Ce fut un moment intense pour tout le groupe. Soudain, une histoire de famille diffuse a commencé à se transformer en données, lieux et documents.

La nuit suivante, j’ai poursuivi ma recherche. Je voulais connaître le sort de ces deux personnes persécutées par les nazis pour le simple fait de pratiquer leur religion.

Le lendemain, le groupe nous a accompagnés à Potsdam. Avant de partir, je pouvais leur montrer le nom du grand-père inscrit sur les listes des chefs de famille de 1939 et 1940. C’était la preuve administrative que les grands-parents, ou du moins le grand-père, n’était pas décédé en 1938.

Le dernier jour de leur séjour à Berlin, Mauricio, Magda, Julio et Edith sont venus nous dire au revoir à notre point de rencontre de la Potsdamer Platz 10.

Là, je leur ai proposé de les accompagner à l’endroit où se trouvait, en 1938, la maison des grands-parents. La mère de Mauricio y avait passé son enfance avant son départ en Angleterre. Je savais qu’une plaque commémorative avait été installée dans les années 1990. Nous y sommes allés et ce fut un moment incroyablement émouvant. La plaque commémorative comprenait une photo de l’intérieur de la synagogue lors d’une cérémonie et Mauricio y a reconnu sa grand-mère.

Nous avons parlé longuement en nous demandant si la pose d’une Stolperstein (pierres à trébucher) en l’honneur des grands-parent serait une bonne idée. Nous ne connaissions toujours pas leur destin, mais à notre connaissance, c’était leur dernière adresse à Berlin. Mauricio a spontanément donné son accord et nous avons commencé à développer un projet qui nous accompagnerait pendant quelques années.

Les pierres à trébucher – ou d’achoppement – sont des pavés recouvert de laiton, d’une taille de 10 x 10 cm que l’on trouve sur les trottoirs. Elles sont encastrées dans le sol, afin que personne ne puisse réellement trébucher.

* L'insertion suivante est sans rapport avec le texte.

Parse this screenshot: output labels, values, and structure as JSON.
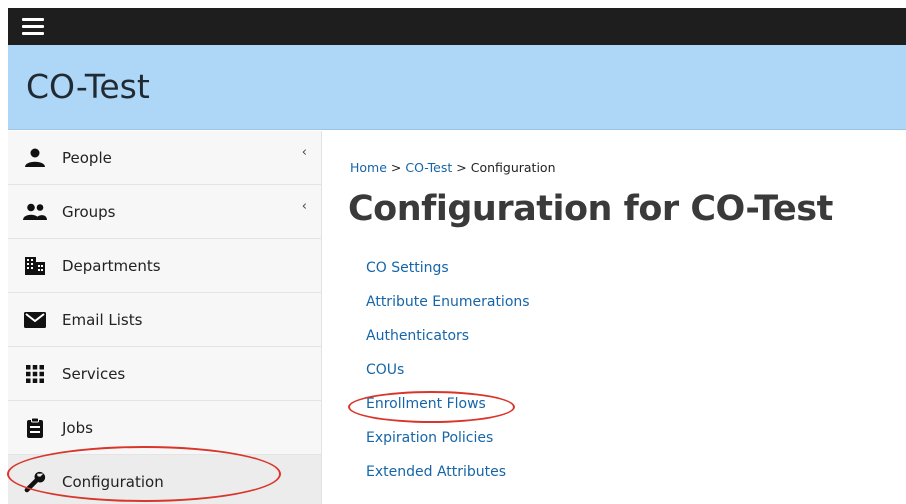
{
  "header": {
    "menu_icon": "hamburger-icon",
    "co_name": "CO-Test"
  },
  "sidebar": {
    "items": [
      {
        "label": "People",
        "icon": "person-icon",
        "has_submenu": true
      },
      {
        "label": "Groups",
        "icon": "groups-icon",
        "has_submenu": true
      },
      {
        "label": "Departments",
        "icon": "building-icon",
        "has_submenu": false
      },
      {
        "label": "Email Lists",
        "icon": "envelope-icon",
        "has_submenu": false
      },
      {
        "label": "Services",
        "icon": "grid-icon",
        "has_submenu": false
      },
      {
        "label": "Jobs",
        "icon": "clipboard-icon",
        "has_submenu": false
      },
      {
        "label": "Configuration",
        "icon": "wrench-icon",
        "has_submenu": false,
        "active": true
      }
    ],
    "chevron": "‹"
  },
  "breadcrumb": {
    "home": "Home",
    "sep": ">",
    "co": "CO-Test",
    "current": "Configuration"
  },
  "main": {
    "title": "Configuration for CO-Test",
    "links": [
      "CO Settings",
      "Attribute Enumerations",
      "Authenticators",
      "COUs",
      "Enrollment Flows",
      "Expiration Policies",
      "Extended Attributes"
    ]
  },
  "colors": {
    "topbar": "#1e1e1e",
    "co_bar": "#aed6f6",
    "link": "#1565a8",
    "annotation": "#d9362b"
  }
}
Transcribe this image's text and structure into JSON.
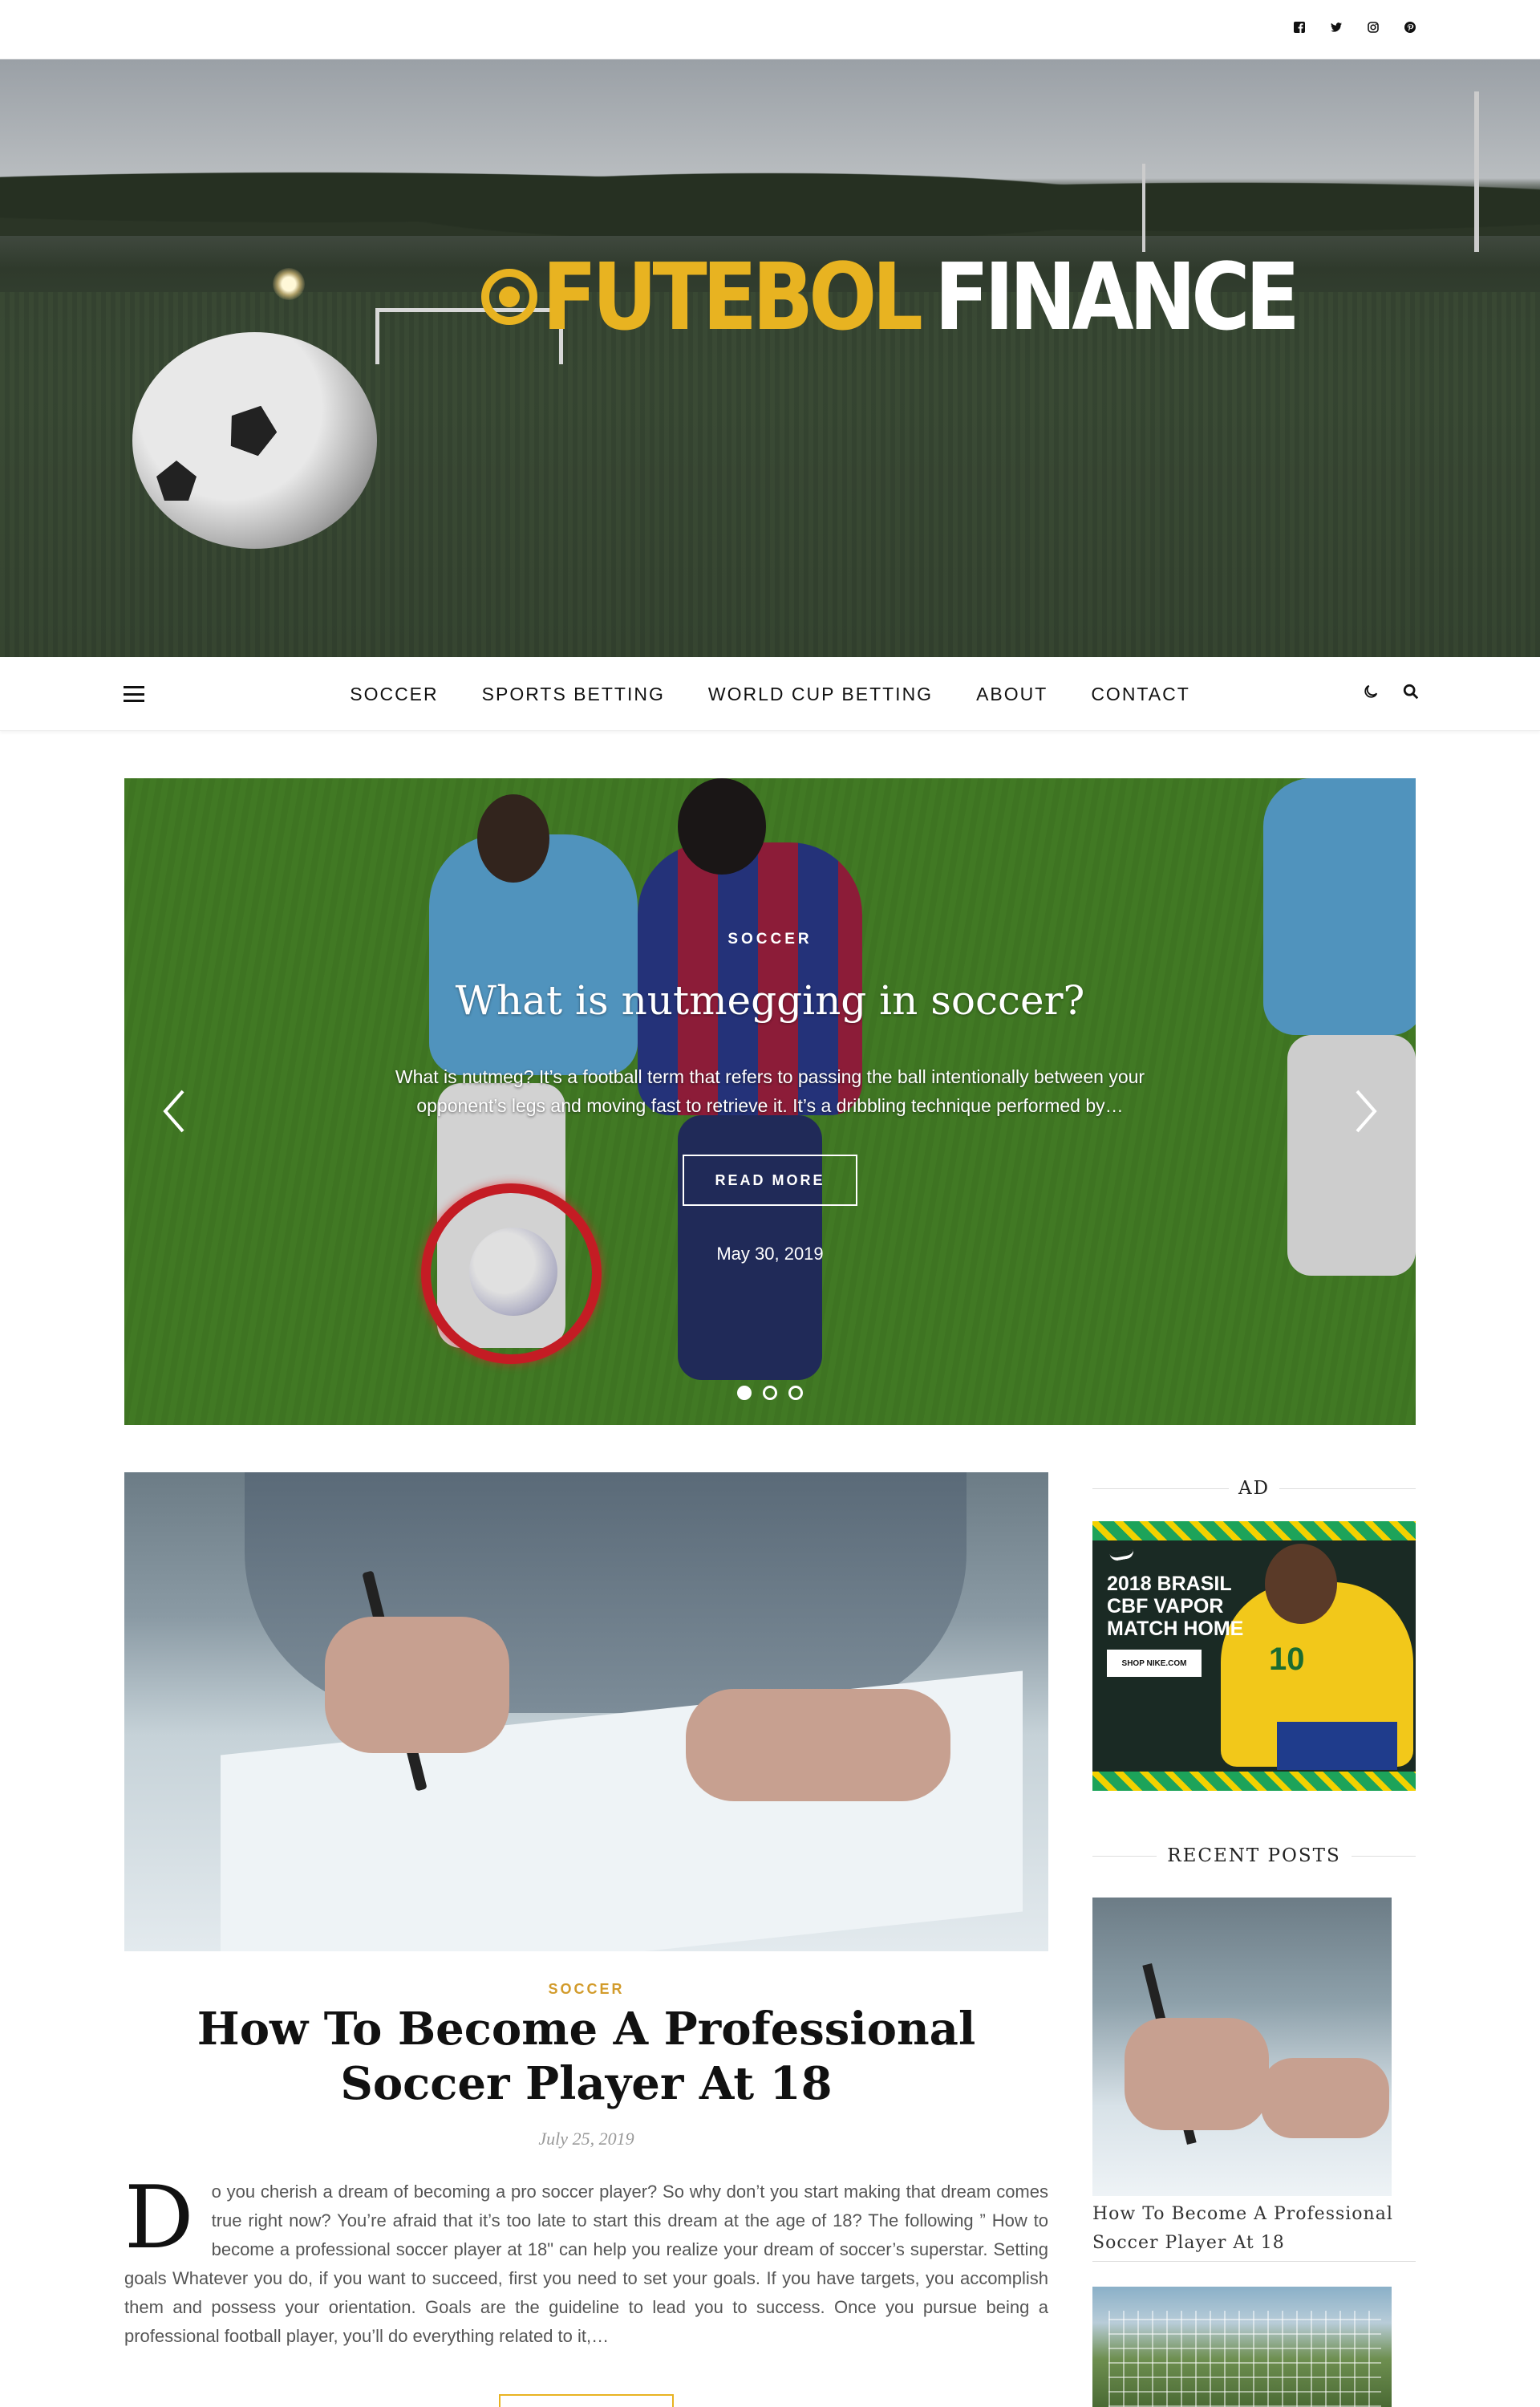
{
  "social": {
    "facebook": "f",
    "twitter": "t",
    "instagram": "i",
    "pinterest": "p"
  },
  "brand": {
    "word1": "FUTEBOL",
    "word2": "FINANCE",
    "accent_color": "#e8b321"
  },
  "nav": {
    "items": [
      {
        "label": "SOCCER"
      },
      {
        "label": "SPORTS BETTING"
      },
      {
        "label": "WORLD CUP BETTING"
      },
      {
        "label": "ABOUT"
      },
      {
        "label": "CONTACT"
      }
    ]
  },
  "slider": {
    "category": "SOCCER",
    "title": "What is nutmegging in soccer?",
    "excerpt": "What is nutmeg? It’s a football term that refers to passing the ball intentionally between your opponent’s legs and moving fast to retrieve it. It’s a dribbling technique performed by…",
    "button": "READ MORE",
    "date": "May 30, 2019",
    "active_slide": 1,
    "total_slides": 3
  },
  "post": {
    "category": "SOCCER",
    "title": "How To Become A Professional Soccer Player At 18",
    "date": "July 25, 2019",
    "dropcap": "D",
    "body": "o you cherish a dream of becoming a pro soccer player? So why don’t you start making that dream comes true right now? You’re afraid that it’s too late to start this dream at the age of 18? The following ” How to become a professional soccer player at 18\" can help you realize your dream of soccer’s superstar. Setting goals Whatever you do, if you want to succeed, first you need to set your goals. If you have targets, you accomplish them and possess your orientation. Goals are the guideline to lead you to success. Once you pursue being a professional football player, you’ll do everything related to it,…"
  },
  "sidebar": {
    "ad_title": "AD",
    "ad": {
      "line1": "2018 BRASIL",
      "line2": "CBF VAPOR",
      "line3": "MATCH HOME",
      "button": "SHOP NIKE.COM",
      "jersey_number": "10"
    },
    "recent_title": "RECENT POSTS",
    "recent_posts": [
      {
        "title": "How To Become A Professional Soccer Player At 18"
      }
    ]
  }
}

Nous les nommons en allemand « Stolpersteine » ce qui signifie « un obstacle sur lequel on bute ». Elles s’appellent ainsi pour inviter le passant à prendre conscience de l’horreur muette dont les trottoirs qu’il arpente ont été autrefois les témoins, pour s’arrêter un instant et lire le texte gravé qui commence par « Ici habitait… ». Ainsi, le passé est ramené dans la vie quotidienne, devant le domicile d’une victime de la Shoah. Ces pierres représentent une forme de commémoration qui sort les victimes de l’anonymat, là où elles vivaient.

 

LES STOLPERSTEINE

Le groupe Mauricio, Magda, Julio et Edith a quitté Berlin et je me suis chargé de les inscrire sur la liste d’attente des Stolpersteine en contactant l’initiative locale en charge de leur installation.

Il nous fallait encore connaître le destin de cette famille, j’ai donc poursuivi mon enquête et découvert que le grand-père David fut déporté dans le camp de concentration de Sachsenhausen, à quelques kilomètres de Berlin. De là, il avait été transféré au camp de concentration de Dachau pour être finalement tué au camp de concentration de Buchenwald, près de Weimar. Marja, la grand-mère, est probablement décédée à Auschwitz (je dis probablement parce que dans son cas, il n’y a aucune de certitude définitive, seulement des indices).

Le 8 septembre 2017, les descendants de Marja et David, originaires de 3 continents, se sont rencontrés (certains pour la première fois) à la Kleine Auguststrasse 10 de Berlin. Dans ce lieu avaient vécu les parents, grands-parents et arrière-grands-parents de ce groupe d’Argentins, Israéliens et Anglais.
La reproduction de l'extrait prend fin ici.